Here’s a screen shot of the iptables INPUT config on 2 servers that have identical fail2ban configurations (same active jails/filters/config/etc.)

Fail2Ban is running on both…viewing the active rules from cli with iptables -L shows the active iptables ruleset is identical. The only differnence is on the left side, the fail2ban chains aren’t saved in the webmin iptables config file, and on the right side those fail2ban chains are saved in the webmin iptables config.

Which one is the correct/right/most secure way for it to be?

Thanks!

https://content.screencast.com/users/h2ojunkie/folders/Jing/media/9577c812-c88e-484b-925b-f130dcfbc9c9/2019-06-06_1628.png

Eric · June 7, 2019, 12:40am

Howdy,

Fail2ban is just using the system iptables or firewalld, depending on the distro.
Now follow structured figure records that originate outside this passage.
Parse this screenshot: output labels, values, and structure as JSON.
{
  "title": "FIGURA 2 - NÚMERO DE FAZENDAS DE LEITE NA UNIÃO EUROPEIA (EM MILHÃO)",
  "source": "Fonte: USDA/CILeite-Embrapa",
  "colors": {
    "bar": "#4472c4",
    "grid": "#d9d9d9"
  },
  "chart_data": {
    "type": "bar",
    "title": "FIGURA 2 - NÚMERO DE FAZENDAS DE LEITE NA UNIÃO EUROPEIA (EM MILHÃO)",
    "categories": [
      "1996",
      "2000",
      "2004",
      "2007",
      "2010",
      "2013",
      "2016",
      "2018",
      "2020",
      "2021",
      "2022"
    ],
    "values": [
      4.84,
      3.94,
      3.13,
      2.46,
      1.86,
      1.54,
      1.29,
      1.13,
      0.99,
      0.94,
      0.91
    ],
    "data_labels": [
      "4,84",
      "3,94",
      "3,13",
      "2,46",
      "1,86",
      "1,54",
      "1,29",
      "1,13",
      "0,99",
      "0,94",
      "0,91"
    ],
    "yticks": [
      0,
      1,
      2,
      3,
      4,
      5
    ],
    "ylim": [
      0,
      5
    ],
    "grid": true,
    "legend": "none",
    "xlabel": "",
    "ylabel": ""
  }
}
To my knowledge, systems using iptables do not automatically save rules that are running in memory upon reboot… the iptables save script “iptables-save” needs to be run to keep them.

With Firewalld, it depends on whether the “–permanent” flag is passed in when Fail2ban adds the rule – if it’s not, it wouldn’t be saved across a reboot. A quick glance at the default configs suggests that’s probably not being passed in – but I suspect that could be tweaked in the Fail2ban configs (in /etc/fail2ban/action.d).

-Eric

h2ojunkie · June 8, 2019, 12:48am

Sorry, I should have stated I’m not using firewallD.
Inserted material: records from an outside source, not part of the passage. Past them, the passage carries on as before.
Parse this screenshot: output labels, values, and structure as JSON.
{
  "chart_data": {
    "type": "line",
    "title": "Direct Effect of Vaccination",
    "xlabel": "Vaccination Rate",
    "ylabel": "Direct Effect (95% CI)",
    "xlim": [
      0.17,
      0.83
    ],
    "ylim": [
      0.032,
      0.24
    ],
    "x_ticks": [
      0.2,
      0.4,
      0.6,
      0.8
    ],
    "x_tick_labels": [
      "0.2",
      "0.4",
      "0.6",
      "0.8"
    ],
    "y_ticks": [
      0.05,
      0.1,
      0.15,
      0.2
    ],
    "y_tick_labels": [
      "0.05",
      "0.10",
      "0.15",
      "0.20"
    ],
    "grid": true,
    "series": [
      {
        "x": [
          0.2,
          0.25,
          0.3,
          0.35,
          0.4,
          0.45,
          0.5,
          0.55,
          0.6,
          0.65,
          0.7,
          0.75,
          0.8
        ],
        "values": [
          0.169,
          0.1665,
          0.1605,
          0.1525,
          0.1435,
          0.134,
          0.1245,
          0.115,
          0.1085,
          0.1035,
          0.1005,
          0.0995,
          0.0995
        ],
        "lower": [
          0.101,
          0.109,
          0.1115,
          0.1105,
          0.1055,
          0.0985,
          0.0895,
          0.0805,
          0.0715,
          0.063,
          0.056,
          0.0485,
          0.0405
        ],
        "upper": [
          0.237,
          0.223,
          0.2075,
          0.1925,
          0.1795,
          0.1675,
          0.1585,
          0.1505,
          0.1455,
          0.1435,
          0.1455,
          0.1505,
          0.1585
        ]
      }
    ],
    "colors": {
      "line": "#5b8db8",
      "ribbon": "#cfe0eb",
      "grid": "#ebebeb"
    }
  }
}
I know you have to explictly flush iptables rules to disk for them to show up in config. I’m just not sure which is actually the correct way to do things (and how webmin works together with fail2ban and iptables).

For example: When you start (or restart) fail2ban, every time it inserts the chains it needs into iptables running in memory. So, if at some point you had uses iptables-save while fail2ban is running, those in-memory rules get saved to the iptables config.

So the first time you “iptables-save” you end up with one set of the fail2ban chains in the iptables save file

Those chains are in the config, and will load every time you load the iptables config from webmin

If you come along and make changes/edits to fail2ban (or reboot the server for that matter) this happens:

iptables starts and loads up the fail2ban chains you had saved previously
fail2ban starts, and duplicates those chains running in iptables memory…so now you have a running list of IPtables rules with duplicate fail2ban chains

If you make any other changes that require you to do iptables-save, you’ve now saved double the chains for fail2ban, and every time you start iptables, you get 2 sets of chains from the iptables config, and then when fail2ban starts, a 3rd set of fail2ban chains are added in memory…and this goes on and on.

I thought of just clearing all the fail2ban chains out of the IP-tables save file…but if you clear the fail2ban chains from the iptable save file, and for some reason iptables get’s restarted for any reason, it wouldn’t have those required chains in the save file, meaning you’d have fail2ban running, but without the chains it needs to actually run/work…so you would have to remember to also restart fail2ban any time you restart iptables to make sure fail2ban’s chains are running in memory.

It’s not like the duplicate chains hurt anything, they jsut build up over time from running iptables-save. So while I was clearing out duplicates it got me wondering what the best practices method is. Keep one set of the chains in the iptables config so you know the chains will always be there, or just let fail2ban start the required chains when it boots up.